Using Convex with Airbyte

Airbyte is a data-integration platform that allows you to sync your Convex data into other databases. This can be useful for handling queries and workloads that aren't supported by Convex directly. Some example use cases include:

  1. Analytics
    • Convex isn't optimized for queries that load huge amounts of data. A data platform like Databricks or Snowflake is more appropriate.
  2. Search
    • Convex doesn't currently efficiently support queries that look for substrings in text fields. Databases like ElasticSearch are designed for these queries.
  3. Machine Learning training
    • Convex isn't optimized for queries running computationally intensive machine learning algorithms.

Using Airbyte allows you to replicate individual Convex tables into any of their supported destinations.

Connecting to Airbyte

Contact Convex via email or Discord to request Airbyte support for your account.

If you haven't done so, get started with Airbyte. You can use Airbyte Open Source free, or pay Airbyte to host the pipeline on their cloud.

Within Airbyte, create a new Source. Select "Convex" from the dropdown.

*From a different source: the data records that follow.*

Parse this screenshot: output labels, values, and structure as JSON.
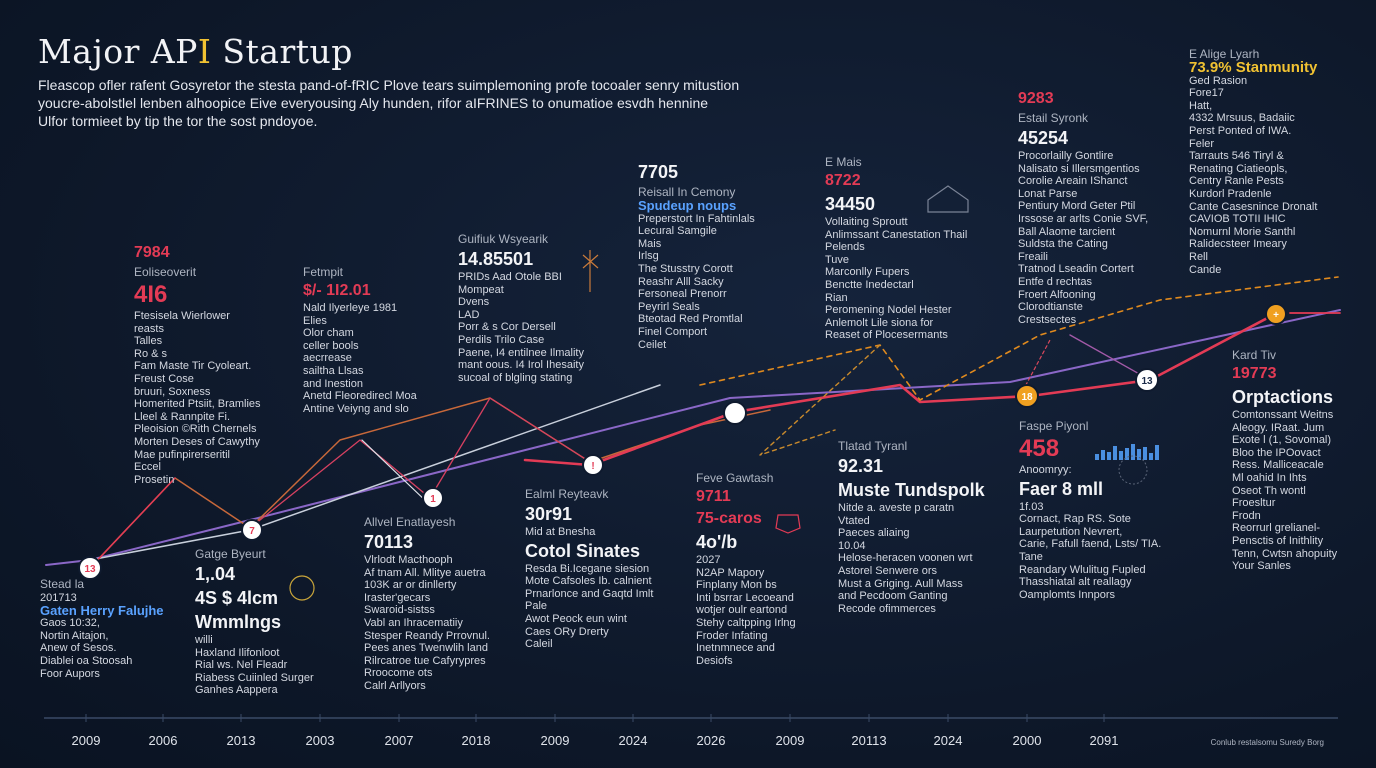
{
  "header": {
    "title_main": "Major AP",
    "title_accent": "I",
    "title_end": " Startup",
    "subtitle_lines": [
      "Fleascop ofler rafent Gosyretor the stesta pand-of-fRIC Plove tears suimplemoning profe tocoaler senry mitustion",
      "youcre-abolstlel lenben alhoopice Eive everyousing Aly hunden, rifor aIFRINES to onumatioe esvdh hennine",
      "Ulfor tormieet by tip the tor the sost pndoyoe."
    ]
  },
  "colors": {
    "background": "#0f1a2e",
    "line_red": "#e33b55",
    "line_purple": "#8a67c7",
    "line_orange": "#c7683a",
    "line_gold": "#e08a1e",
    "line_white": "#c8cfdb"
  },
  "chart_data": {
    "type": "line",
    "title": "Major API Startup",
    "categories": [
      "2009",
      "2006",
      "2013",
      "2003",
      "2007",
      "2018",
      "2009",
      "2024",
      "2026",
      "2009",
      "20113",
      "2024",
      "2000",
      "2091"
    ],
    "grid": false,
    "markers": [
      "13",
      "7",
      "1",
      "!",
      "",
      "18",
      "13",
      "+"
    ],
    "annotations": [
      {
        "lines": [
          "Stead la",
          "201713",
          "Gaten Herry Falujhe",
          "Gaos 10:32,",
          "Nortin Aitajon,",
          "Anew of Sesos.",
          "Diablei oa Stoosah",
          "Foor Aupors"
        ]
      },
      {
        "lines": [
          "7984",
          "Eoliseoverit",
          "4I6",
          "Ftesisela Wierlower",
          "reasts",
          "Talles",
          "Ro & s",
          "Fam Maste Tir Cyoleart.",
          "Freust Cose",
          "bruuri, Soxness",
          "Homerited Ptsiit, Bramlies",
          "Lleel & Rannpite Fi.",
          "Pleoision ©Rith Chernels",
          "Morten Deses of Cawythy",
          "Mae pufinpirerseritil",
          "Eccel",
          "Prosetin"
        ]
      },
      {
        "lines": [
          "Fetmpit",
          "$/- 1I2.01",
          "Nald Ilyerleye 1981",
          "Elies",
          "Olor cham",
          "celler bools",
          "aecrrease",
          "sailtha Llsas",
          "and Inestion",
          "Anetd Fleoredirecl Moa",
          "Antine Veiyng and slo"
        ]
      },
      {
        "lines": [
          "Gatge Byeurt",
          "1,.04",
          "4S $ 4lcm",
          "Wmmlngs",
          "willi",
          "Haxland Ilifonloot",
          "Rial ws. Nel Fleadr",
          "Riabess Cuiinled Surger",
          "Ganhes Aappera"
        ]
      },
      {
        "lines": [
          "Guifiuk Wsyearik",
          "14.85501",
          "PRIDs Aad Otole BBI",
          "Mompeat",
          "Dvens",
          "LAD",
          "Porr & s Cor Dersell",
          "Perdils Trilo Case",
          "Paene, I4 entilnee Ilmality",
          "mant oous. I4 Irol Ihesaity",
          "sucoal of blgling stating"
        ]
      },
      {
        "lines": [
          "Allvel Enatlayesh",
          "70113",
          "Vlrlodt Macthooph",
          "Af tnam All. Mlitye auetra",
          "103K ar or dinllerty",
          "Iraster'gecars",
          "Swaroid-sistss",
          "Vabl an Ihracematiiy",
          "Stesper Reandy Prrovnul.",
          "Pees anes Twenwlih land",
          "Rilrcatroe tue Cafyrypres",
          "Rroocome ots",
          "Calrl Arllyors"
        ]
      },
      {
        "lines": [
          "7705",
          "Reisall In Cemony",
          "Spudeup   noups",
          "Preperstort In Fahtinlals",
          "Lecural Samgile",
          "Mais",
          "Irlsg",
          "The Stusstry Corott",
          "Reashr Alll Sacky",
          "Fersoneal Prenorr",
          "Peyrirl Seals",
          "Bteotad Red Promtlal",
          "Finel Comport",
          "Ceilet"
        ]
      },
      {
        "lines": [
          "Ealml Reyteavk",
          "30r91",
          "Mid at Bnesha",
          "Cotol Sinates",
          "Resda Bi.Icegane siesion",
          "Mote Cafsoles Ib. calnient",
          "Prnarlonce and Gaqtd Imlt",
          "Pale",
          "Awot Peock eun wint",
          "Caes ORy Drerty",
          "Caleil"
        ]
      },
      {
        "lines": [
          "Feve Gawtash",
          "9711",
          "75-caros",
          "4o'/b",
          "2027",
          "N2AP Mapory",
          "Finplany Mon bs",
          "Inti bsrrar Lecoeand",
          "wotjer oulr eartond",
          "Stehy caltpping Irlng",
          "Froder Infating",
          "Inetnmnece and",
          "Desiofs"
        ]
      },
      {
        "lines": [
          "E Mais",
          "8722",
          "34450",
          "Vollaiting Sproutt",
          "Anlimssant Canestation Thail",
          "Pelends",
          "Tuve",
          "Marconlly Fupers",
          "Benctte Inedectarl",
          "Rian",
          "Peromening Nodel Hester",
          "Anlemolt Lile siona for",
          "Reaset of Plocesermants"
        ]
      },
      {
        "lines": [
          "Tlatad Tyranl",
          "92.31",
          "Muste Tundspolk",
          "Nitde a. aveste p caratn",
          "Vtated",
          "Paeces aliaing",
          "10.04",
          "Helose-heracen voonen wrt",
          "Astorel Senwere ors",
          "Must a Griging. Aull Mass",
          "and Pecdoom Ganting",
          "Recode ofimmerces"
        ]
      },
      {
        "lines": [
          "9283",
          "Estail Syronk",
          "45254",
          "Procorlailly Gontlire",
          "Nalisato si Illersmgentios",
          "Corolie Areain IShanct",
          "Lonat Parse",
          "Pentiury Mord Geter Ptil",
          "Irssose ar arlts Conie SVF,",
          "Ball Alaome tarcient",
          "Suldsta the Cating",
          "Freaili",
          "Tratnod Lseadin Cortert",
          "Entfe d rechtas",
          "Froert Alfooning",
          "Clorodtianste",
          "Crestsectes"
        ]
      },
      {
        "lines": [
          "Faspe Piyonl",
          "458",
          "Anoomryy:",
          "Faer 8 mll",
          "1f.03",
          "Cornact, Rap RS. Sote",
          "Laurpetution Nevrert,",
          "Carie, Fafull faend, Lsts/ TIA.",
          "Tane",
          "Reandary Wlulitug Fupled",
          "Thasshiatal alt reallagy",
          "Oamplomts Innpors"
        ]
      },
      {
        "lines": [
          "E Alige Lyarh",
          "73.9% Stanmunity",
          "Ged Rasion",
          "Fore17",
          "Hatt,",
          "4332 Mrsuus, Badaiic",
          "Perst Ponted of IWA.",
          "Feler",
          "Tarrauts 546 Tiryl &",
          "Renating Ciatieopls,",
          "Centry Ranle Pests",
          "Kurdorl Pradenle",
          "Cante Casesnince Dronalt",
          "CAVIOB TOTII IHIC",
          "Nomurnl Morie Santhl",
          "Ralidecsteer Imeary",
          "Rell",
          "Cande"
        ]
      },
      {
        "lines": [
          "Kard Tiv",
          "19773",
          "Orptactions",
          "Comtonssant Weitns",
          "Aleogy. IRaat. Jum",
          "Exote l (1, Sovomal)",
          "Bloo the IPOovact",
          "Ress. Malliceacale",
          "Ml oahid In Ihts",
          "Oseot Th wontl",
          "Froesltur",
          "Frodn",
          "Reorrurl grelianel-",
          "Pensctis of Inithlity",
          "Tenn, Cwtsn ahopuity",
          "Your Sanles"
        ]
      }
    ]
  },
  "footer": {
    "source": "Conlub restalsomu Suredy Borg"
  }
}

  1. Go to the Convex Dashboard.
  2. Find your project and click "Settings".
  3. Copy the "Deploy key".
  4. Paste the deploy key as access_key in the Airbyte form.
  5. On the dashboard Settings page, copy the "Deployment URL".
  6. Paste the deployment URL into the Airbyte form.
  7. Click "Set up source".

Now you have connected Convex to Airbyte! Follow prompts to connect Airbyte to a data destination, such as Databricks or Elasticsearch.

Choose a replication frequency, which is how often data will be synced out of Convex and into the destination.

Choose the Convex tables to sync over, and how it should be synced. Airbyte has several sync modes. Convex supports all of them and recommends "Incremental + Deduped History" to reduce sync times and make the destination reflect document edits and deletes.

Click "Set up connection" to start syncing. Once the data has synced, you can query your Convex data within the destination.